Ho tentato di seguire quello che facevano in rete e ho acquistato i libri in inglese che ne parlavano. Un pezzo così importante della mia vita e quella di tantissime altre persone che militarono e che ancora oggi arricchiscono la galassia del DIY, non poteva sopportare l’assenza di un libro dedicato ai Crass su un banchetto di editoria punk militante o tra gli scaffali di una qualche libreria di qualità. Per molto tempo ho aspettato un editore, con le finanze messe un po’ meglio di Agenzia X, che si decidesse a comprare i diritti dei libri dei Crass e riuscisse a tradurli in italiano. Grazie alla collaborazione con gli amici editori madrileni di La Felguera Ediciones e alcuni amici e collaboratori italiani, siamo finalmente riusciti a pubblicarne uno noi. Crass Bomb è un libro antologico che raccoglie le testimonianze, i testi, gli intenti politici e artistici di uno storico collettivo anarchico che è riuscito a criticare la società dello spettacolo senza mai cadere negli stereotipi ribellistici o nelle gabbie ideologiche. Proprio per questa ragione e ben al di là del loro scioglimento, intorno a loro si è sviluppato un vasto movimento internazionale che è riuscito a imporre, nonostante i numerosi attacchi della cultura dominante, l’idea e l’attitudine stessa del Do it Yourself, uno stile di vita che ancora oggi rappresenta un valido strumento nella lotta per l’uguaglianza.
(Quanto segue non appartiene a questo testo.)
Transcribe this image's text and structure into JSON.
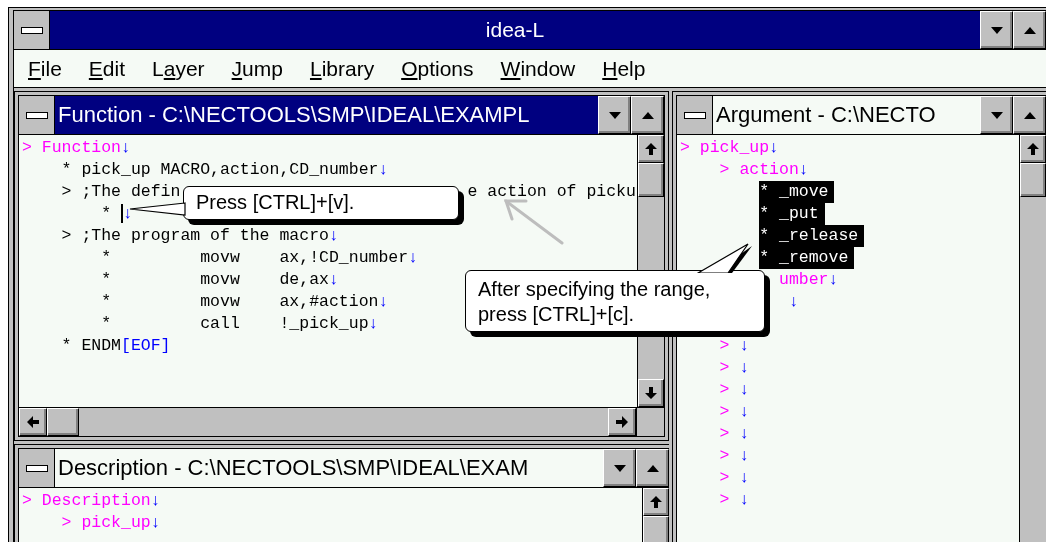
{
  "window": {
    "title": "idea-L"
  },
  "menu": [
    {
      "key": "F",
      "after": "ile"
    },
    {
      "key": "E",
      "after": "dit"
    },
    {
      "before": "L",
      "key": "a",
      "after": "yer"
    },
    {
      "key": "J",
      "after": "ump"
    },
    {
      "key": "L",
      "after": "ibrary"
    },
    {
      "key": "O",
      "after": "ptions"
    },
    {
      "key": "W",
      "after": "indow"
    },
    {
      "key": "H",
      "after": "elp"
    }
  ],
  "documents": [
    {
      "title": "Function - C:\\NECTOOLS\\SMP\\IDEAL\\EXAMPL",
      "active": true,
      "lines": [
        {
          "kind": "heading",
          "marker": ">",
          "text": "Function",
          "eol": "↓",
          "children": [
            {
              "kind": "statement",
              "marker": "*",
              "text": "pick_up MACRO,action,CD_number",
              "eol": "↓"
            },
            {
              "kind": "comment",
              "marker": ">",
              "text": ";The defin",
              "tail": "e action of picku",
              "children": [
                {
                  "kind": "statement",
                  "marker": "*",
                  "cursor": true,
                  "eol": "↓"
                }
              ]
            },
            {
              "kind": "comment",
              "marker": ">",
              "text": ";The program of the macro",
              "eol": "↓",
              "children": [
                {
                  "kind": "instruction",
                  "marker": "*",
                  "op": "movw",
                  "operands": "ax,!CD_number",
                  "eol": "↓"
                },
                {
                  "kind": "instruction",
                  "marker": "*",
                  "op": "movw",
                  "operands": "de,ax",
                  "eol": "↓"
                },
                {
                  "kind": "instruction",
                  "marker": "*",
                  "op": "movw",
                  "operands": "ax,#action",
                  "eol": "↓"
                },
                {
                  "kind": "instruction",
                  "marker": "*",
                  "op": "call",
                  "operands": "!_pick_up",
                  "eol": "↓"
                }
              ]
            },
            {
              "kind": "statement",
              "marker": "*",
              "text": "ENDM",
              "eol": "[EOF]"
            }
          ]
        }
      ]
    },
    {
      "title": "Argument - C:\\NECTO",
      "active": false,
      "lines": [
        {
          "kind": "heading",
          "marker": ">",
          "text": "pick_up",
          "eol": "↓",
          "children": [
            {
              "kind": "heading",
              "marker": ">",
              "text": "action",
              "eol": "↓",
              "children": [
                {
                  "kind": "statement",
                  "marker": "*",
                  "text": "_move",
                  "selected": true
                },
                {
                  "kind": "statement",
                  "marker": "*",
                  "text": "_put",
                  "selected": true
                },
                {
                  "kind": "statement",
                  "marker": "*",
                  "text": "_release",
                  "selected": true
                },
                {
                  "kind": "statement",
                  "marker": "*",
                  "text": "_remove",
                  "selected": true
                }
              ]
            },
            {
              "kind": "partial",
              "text": "umber",
              "eol": "↓",
              "children": [
                {
                  "kind": "continuation",
                  "eol": "↓"
                }
              ]
            },
            {
              "kind": "heading",
              "marker": ">",
              "eol": "↓"
            },
            {
              "kind": "heading",
              "marker": ">",
              "eol": "↓"
            },
            {
              "kind": "heading",
              "marker": ">",
              "eol": "↓"
            },
            {
              "kind": "heading",
              "marker": ">",
              "eol": "↓"
            },
            {
              "kind": "heading",
              "marker": ">",
              "eol": "↓"
            },
            {
              "kind": "heading",
              "marker": ">",
              "eol": "↓"
            },
            {
              "kind": "heading",
              "marker": ">",
              "eol": "↓"
            },
            {
              "kind": "heading",
              "marker": ">",
              "eol": "↓"
            }
          ]
        }
      ]
    },
    {
      "title": "Description - C:\\NECTOOLS\\SMP\\IDEAL\\EXAM",
      "active": false,
      "lines": [
        {
          "kind": "heading",
          "marker": ">",
          "text": "Description",
          "eol": "↓",
          "children": [
            {
              "kind": "heading",
              "marker": ">",
              "text": "pick_up",
              "eol": "↓"
            }
          ]
        }
      ]
    }
  ],
  "callouts": [
    {
      "text": "Press [CTRL]+[v]."
    },
    {
      "text": "After specifying the range, press [CTRL]+[c]."
    }
  ]
}
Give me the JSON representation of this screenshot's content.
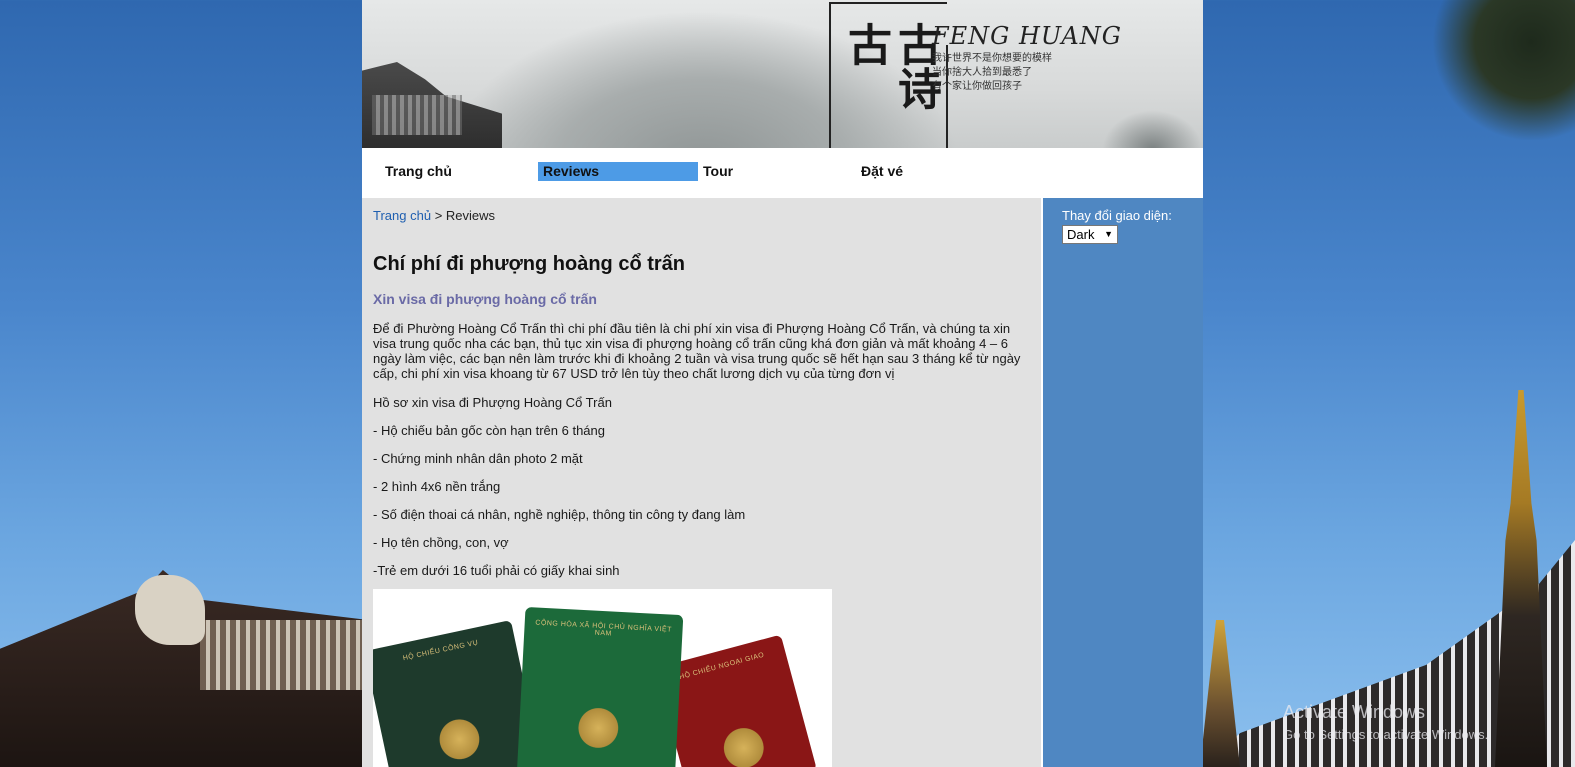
{
  "banner": {
    "calligraphy": "古诗古",
    "title": "FENG HUANG",
    "subtitle_lines": [
      "我许世界不是你想要的模样",
      "当你捨大人拾到最悉了",
      "有个家让你做回孩子"
    ]
  },
  "nav": {
    "items": [
      {
        "label": "Trang chủ",
        "active": false
      },
      {
        "label": "Reviews",
        "active": true
      },
      {
        "label": "Tour",
        "active": false
      },
      {
        "label": "Đặt vé",
        "active": false
      }
    ],
    "active_color": "#4d9be6"
  },
  "breadcrumb": {
    "home": "Trang chủ",
    "separator": ">",
    "current": "Reviews"
  },
  "article": {
    "title": "Chí phí đi phượng hoàng cổ trấn",
    "subtitle": "Xin visa đi phượng hoàng cổ trấn",
    "intro": "Để đi Phường Hoàng Cổ Trấn thì chi phí đầu tiên là chi phí xin visa đi Phượng Hoàng Cổ Trấn, và chúng ta xin visa trung quốc nha các bạn, thủ tục xin visa đi phượng hoàng cổ trấn cũng khá đơn giản và mất khoảng 4 – 6 ngày làm việc, các bạn nên làm trước khi đi khoảng 2 tuần và visa trung quốc sẽ hết hạn sau 3 tháng kể từ ngày cấp, chi phí xin visa khoang từ 67 USD trở lên tùy theo chất lương dịch vụ của từng đơn vị",
    "docs_heading": "Hồ sơ xin visa đi Phượng Hoàng Cổ Trấn",
    "docs": [
      "- Hộ chiếu bản gốc còn hạn trên 6 tháng",
      "- Chứng minh nhân dân photo 2 mặt",
      "- 2 hình 4x6 nền trắng",
      "- Số điện thoai cá nhân, nghề nghiệp, thông tin công ty đang làm",
      "- Họ tên chồng, con, vợ",
      "-Trẻ em dưới 16 tuổi phải có giấy khai sinh"
    ],
    "image": {
      "passport_texts": [
        "HỘ CHIẾU CÔNG VỤ",
        "CỘNG HÒA XÃ HỘI CHỦ NGHĨA VIỆT NAM",
        "HỘ CHIẾU NGOẠI GIAO"
      ]
    }
  },
  "sidebar": {
    "label": "Thay đổi giao diện:",
    "theme_value": "Dark",
    "background": "#4f87c2"
  },
  "watermark": {
    "line1": "Activate Windows",
    "line2": "Go to Settings to activate Windows."
  }
}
Con la crisi economica, le idee e le pratiche dei Crass sembrano ora tornate all’improvviso d’attualità. Realizzando questo libro ci siamo resi conto ancora di più di quante indicazioni possano ancora fornirci, come se la memoria dei Crass fosse davvero un Atto d’amore, il loro ultimo emozionante urlo di congedo prima dello scioglimento. Un Atto d’amore verso le generazioni future che hanno ancora il coraggio di dire di no!